Salzwedel Annett, Nosper Manfred, Röhrig Bernd, Linck-Eleftheriadis Sigrid, Strandt Gert, Völler Heinz
Department of Clinical Pharmacology and Toxicology, Charité (CBF) Berlin, Germany.
Eur J Prev Cardiol. 2014 Feb;21(2):172-80. doi: 10.1177/2047487312469475. Epub 2012 Nov 20.
Outcome quality management requires the consecutive registration of defined variables. The aim was to identify relevant parameters in order to objectively assess the in-patient rehabilitation outcome.

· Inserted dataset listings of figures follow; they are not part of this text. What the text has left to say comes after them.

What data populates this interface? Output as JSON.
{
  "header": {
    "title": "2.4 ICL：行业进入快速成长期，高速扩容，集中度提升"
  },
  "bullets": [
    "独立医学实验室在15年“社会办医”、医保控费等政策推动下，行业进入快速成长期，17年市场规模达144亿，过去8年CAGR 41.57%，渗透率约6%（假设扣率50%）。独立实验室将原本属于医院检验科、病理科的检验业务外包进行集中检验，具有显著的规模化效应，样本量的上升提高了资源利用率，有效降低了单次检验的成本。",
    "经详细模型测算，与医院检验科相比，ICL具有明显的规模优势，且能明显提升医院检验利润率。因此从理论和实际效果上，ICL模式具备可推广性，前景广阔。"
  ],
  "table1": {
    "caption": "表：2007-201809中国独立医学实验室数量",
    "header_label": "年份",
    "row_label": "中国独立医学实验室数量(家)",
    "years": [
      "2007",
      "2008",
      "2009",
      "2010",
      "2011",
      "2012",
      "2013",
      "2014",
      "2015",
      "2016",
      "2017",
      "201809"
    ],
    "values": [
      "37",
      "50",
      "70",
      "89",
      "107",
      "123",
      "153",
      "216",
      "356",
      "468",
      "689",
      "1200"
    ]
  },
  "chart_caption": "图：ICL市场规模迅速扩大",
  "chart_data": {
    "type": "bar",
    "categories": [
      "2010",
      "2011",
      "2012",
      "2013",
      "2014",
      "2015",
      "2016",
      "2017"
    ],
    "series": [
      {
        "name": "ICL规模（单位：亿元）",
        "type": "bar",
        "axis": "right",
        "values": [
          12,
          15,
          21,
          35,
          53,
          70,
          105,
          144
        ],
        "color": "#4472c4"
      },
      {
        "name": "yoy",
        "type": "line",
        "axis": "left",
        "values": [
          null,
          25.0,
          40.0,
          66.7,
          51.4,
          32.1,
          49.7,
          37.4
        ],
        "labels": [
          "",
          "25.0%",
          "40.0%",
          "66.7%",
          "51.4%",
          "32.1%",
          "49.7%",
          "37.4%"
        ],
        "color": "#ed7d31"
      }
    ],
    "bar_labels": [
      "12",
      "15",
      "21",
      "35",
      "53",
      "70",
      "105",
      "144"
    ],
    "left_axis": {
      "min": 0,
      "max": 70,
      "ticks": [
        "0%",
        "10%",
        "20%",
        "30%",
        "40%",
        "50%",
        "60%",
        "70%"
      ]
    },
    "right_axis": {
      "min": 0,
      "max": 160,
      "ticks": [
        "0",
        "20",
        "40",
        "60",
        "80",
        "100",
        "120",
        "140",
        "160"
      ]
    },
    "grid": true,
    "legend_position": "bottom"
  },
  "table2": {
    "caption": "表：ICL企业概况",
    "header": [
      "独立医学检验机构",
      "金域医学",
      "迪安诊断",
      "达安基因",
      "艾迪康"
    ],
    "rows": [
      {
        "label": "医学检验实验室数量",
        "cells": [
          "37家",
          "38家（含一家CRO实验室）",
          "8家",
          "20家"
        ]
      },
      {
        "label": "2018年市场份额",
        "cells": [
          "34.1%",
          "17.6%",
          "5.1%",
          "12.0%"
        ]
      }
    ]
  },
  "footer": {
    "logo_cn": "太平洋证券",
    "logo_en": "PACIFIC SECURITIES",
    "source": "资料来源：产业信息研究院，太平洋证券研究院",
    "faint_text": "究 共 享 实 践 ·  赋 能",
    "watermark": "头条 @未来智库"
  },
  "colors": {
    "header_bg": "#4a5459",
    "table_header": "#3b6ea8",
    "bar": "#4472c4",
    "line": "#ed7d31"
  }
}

From February 2009 to June 2010 1253 patients (70.9 ± 7.0 years, 78.1% men) at 12 rehabilitation clinics were enrolled. Items concerning sociodemographic data, the impairment group (surgery, conservative/interventional treatment), cardiovascular risk factors, structural and functional parameters and subjective health were tested in respect of their measurability, sensitivity to change and their propensity to be influenced by rehabilitation.
The majority of patients (61.1%) were referred for rehabilitation after cardiac surgery, 38.9% after conservative or interventional treatment for an acute coronary syndrome. Functionally relevant comorbidities were seen in 49.2% (diabetes mellitus, stroke, peripheral artery disease, chronic obstructive lung disease). In three key areas 13 parameters were identified as being sensitive to change and subject to modification by rehabilitation: cardiovascular risk factors (blood pressure, low-density lipoprotein cholesterol, triglycerides), exercise capacity (resting heart rate, maximal exercise capacity, maximal walking distance, heart failure, angina pectoris) and subjective health (IRES-24 (indicators of rehabilitation status): pain, somatic health, psychological well-being and depression as well as anxiety on the Hospital Anxiety and Depression Scale).
The outcome of in-patient rehabilitation in elderly patients can be comprehensively assessed by the identification of appropriate key areas, that is, cardiovascular risk factors, exercise capacity and subjective health. This may well serve as a benchmark for internal and external quality management.
结果质量管理需要对定义的变量进行连续记录。目的是确定相关参数,以便客观评估住院康复结果。
2009年2月至2010年6月,12家康复诊所的1253名患者(70.9±7.0岁,78.1%为男性)入组。对有关社会人口统计学数据、损伤组(手术、保守/介入治疗)、心血管危险因素、结构和功能参数以及主观健康的项目进行了可测量性、对变化的敏感性以及受康复影响倾向的测试。
大多数患者(61.1%)在心脏手术后接受康复治疗,38.9%在急性冠状动脉综合征接受保守或介入治疗后接受康复治疗。49.2%的患者存在功能相关的合并症(糖尿病、中风、外周动脉疾病、慢性阻塞性肺疾病)。在三个关键领域,确定了13个对变化敏感且可通过康复改变的参数:心血管危险因素(血压、低密度脂蛋白胆固醇、甘油三酯)、运动能力(静息心率、最大运动能力、最大步行距离、心力衰竭、心绞痛)和主观健康(IRES-24(康复状态指标):疼痛、躯体健康、心理健康和抑郁以及医院焦虑抑郁量表上的焦虑)。
通过确定适当的关键领域,即心血管危险因素、运动能力和主观健康,可以全面评估老年患者的住院康复结果。这很可能作为内部和外部质量管理的基准。